So, I have a table called finances and over time people may have one or many records in this table. I'm wanting to find the people who have the biggest gap between their records example data From this dummy data I'd expect member #1 to show up because the gap between '07 and '15 is the greatest. However I need the query to be smart enough to not show up the gap between '06 and '15 because it knows there is the '07 record. I've started with this query which finds me all the datediffs and doesn't worry about records in the middle SELECT f1.membership_id , ROUND(DATEDIFF(f2.startdate, f1.startdate)/365) as `gap` FROM `finances` as `f1`, `finances` as `f2` WHERE f1.membership_id = f2.membership_id and f1.startdate < f2.startdate order by gap DESC; Code (markup): So I add in subquery to omit the records where there is something in the middle - it runs, but it returns nothing. SELECT f1.membership_id , ROUND(DATEDIFF(f2.startdate, f1.startdate)/365) as `gap` FROM `finances` as `f1`, `finances` as `f2` WHERE f1.membership_id = f2.membership_id and f1.startdate < f2.startdate and NOT EXISTS (select * from `finances` `f3` where f3.membership_id = f1.membership_id and (f3.startdate between f1.startdate and f2.startdate) ) order by gap DESC; Code (markup): http://sqlfiddle.com/#!9/0b378/15/0 Any ideas?
Using the ordered table like you have (ordered on ID+Date), I would have the query only compare consecutive records for each ID. I don't use MySQL so can't give you any code samples and I am having a brain fart trying to do it in FoxPro.

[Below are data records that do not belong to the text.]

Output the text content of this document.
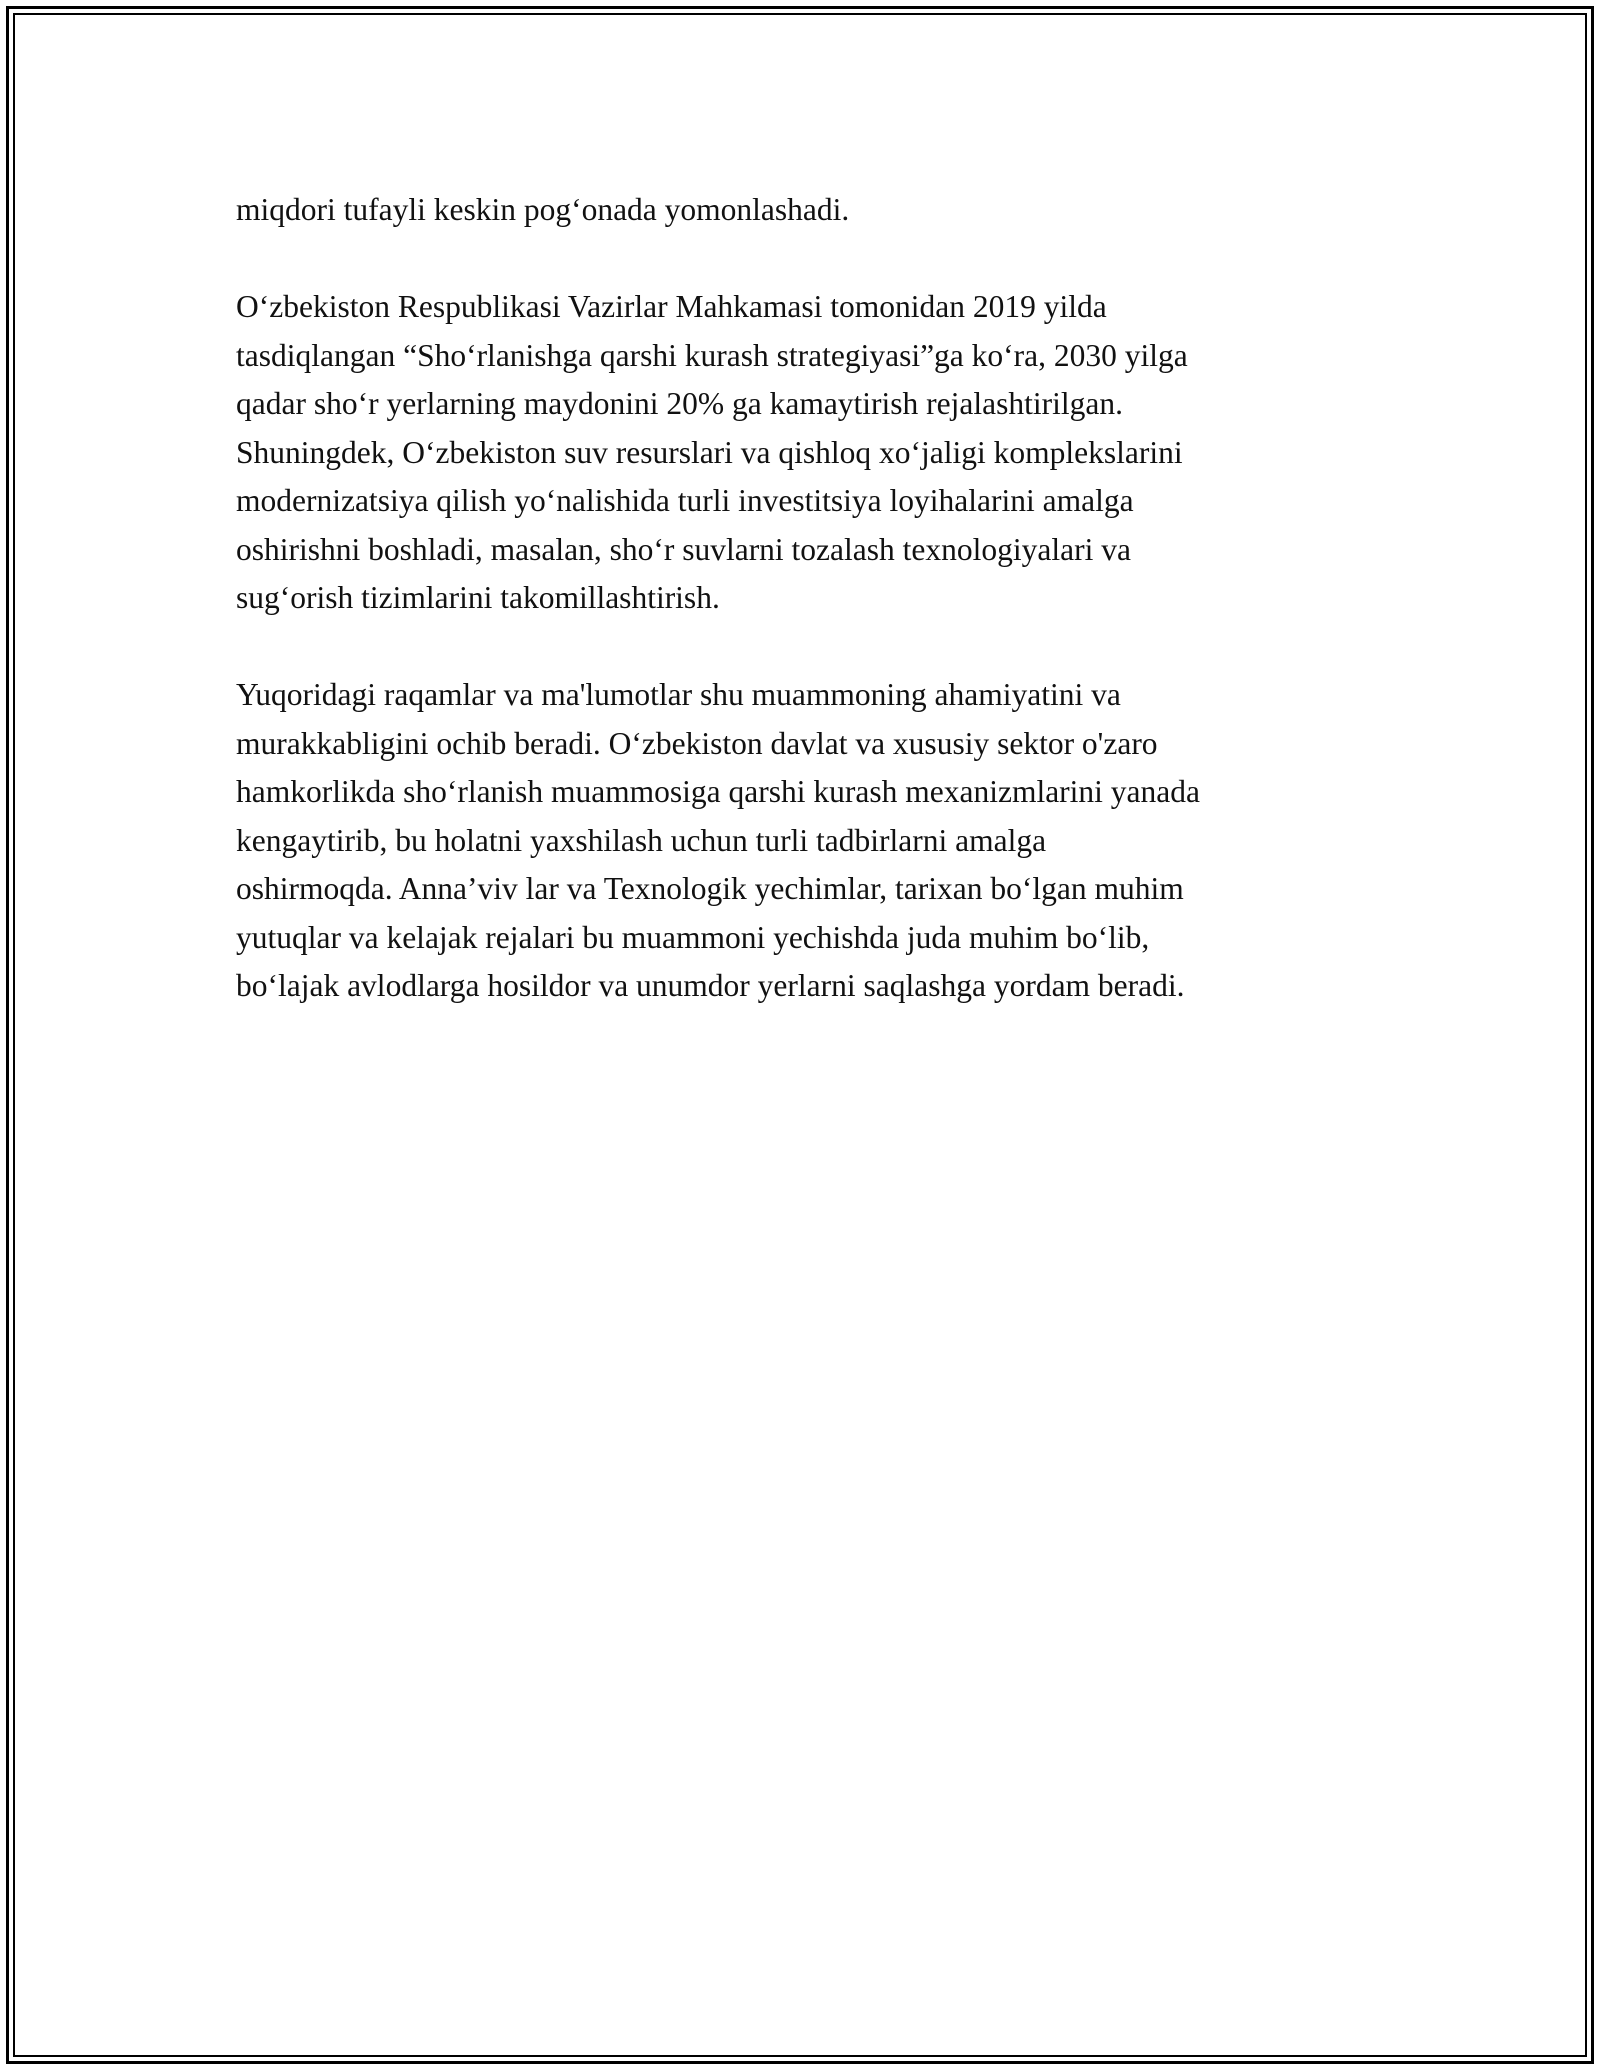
miqdori tufayli keskin pog‘onada yomonlashadi.

O‘zbekiston Respublikasi Vazirlar Mahkamasi tomonidan 2019 yilda
tasdiqlangan “Sho‘rlanishga qarshi kurash strategiyasi”ga ko‘ra, 2030 yilga
qadar sho‘r yerlarning maydonini 20% ga kamaytirish rejalashtirilgan.
Shuningdek, O‘zbekiston suv resurslari va qishloq xo‘jaligi komplekslarini
modernizatsiya qilish yo‘nalishida turli investitsiya loyihalarini amalga
oshirishni boshladi, masalan, sho‘r suvlarni tozalash texnologiyalari va
sug‘orish tizimlarini takomillashtirish.

Yuqoridagi raqamlar va ma'lumotlar shu muammoning ahamiyatini va
murakkabligini ochib beradi. O‘zbekiston davlat va xususiy sektor o'zaro
hamkorlikda sho‘rlanish muammosiga qarshi kurash mexanizmlarini yanada
kengaytirib, bu holatni yaxshilash uchun turli tadbirlarni amalga
oshirmoqda. Anna’viv lar va Texnologik yechimlar, tarixan bo‘lgan muhim
yutuqlar va kelajak rejalari bu muammoni yechishda juda muhim bo‘lib,
bo‘lajak avlodlarga hosildor va unumdor yerlarni saqlashga yordam beradi.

Well first of all, the JOIN isn't going to be the best way to get the gap because it's going to return the first record in the database that matches (which might not even be the first since it's not based on a sort, rather the creation order (for the most part). It's probably a good use case for user variables where you can both set and pass the variable along to the next record like so... You end up creating a derived table so you can first sort the data in the order you want to evaluate the records, then you just end up doing a GROUP BY on the derived table. Anyway, I think this is what you want... SET @last_membership_id := 0, @last_startdate := '0000-00-00'; SELECT membership_id, MAX(gap) AS max_gap FROM ( SELECT *, ROUND(DATEDIFF(startdate, @last_startdate := IF(@last_membership_id = membership_id, @last_startdate, startdate)) / 365) as `gap`, @last_membership_id := membership_id, @last_startdate := startdate FROM `finances` ORDER BY membership_id, startdate ) as tmp_table GROUP BY membership_id ORDER BY membership_id; Code (SQL): Some additional info on MySQL user variables: https://dev.mysql.com/doc/refman/5.6/en/user-variables.html
Hmm, that pulled out some mental stuff I haven't used in a long while - oracle and all that. On my real data that gave me a max_gap of either null or 0. Null makes sense for those with only 1 finance record 0 would be a data entry stuff up Should be lots of 1s and some with bigger numbers.
I use sqlyog to hit the database - this isn't going into a script at this point - maybe sqlyog queries don't like the variables? If so, you'd expect to get errors. Out of sheer perversity I decide to try changing around the syntax of the query and would you believe that it was the BETWEEN that was broken! I changed it to straight date comparisons and it worked. A tad annoyed because I'd actually checked the mysql reference to make sure it worked on dates!
Both BETWEEN and date columns can be screwy in themselves, so when you combine the two, who knows what will happen. hehe I got so annoyed with MySQL time/date columns a few years ago I've never used them since... instead use INT(10) to store timestamps. Then I didn't have to deal with timezone issues or other weirdness since you can just deal with normal integers then.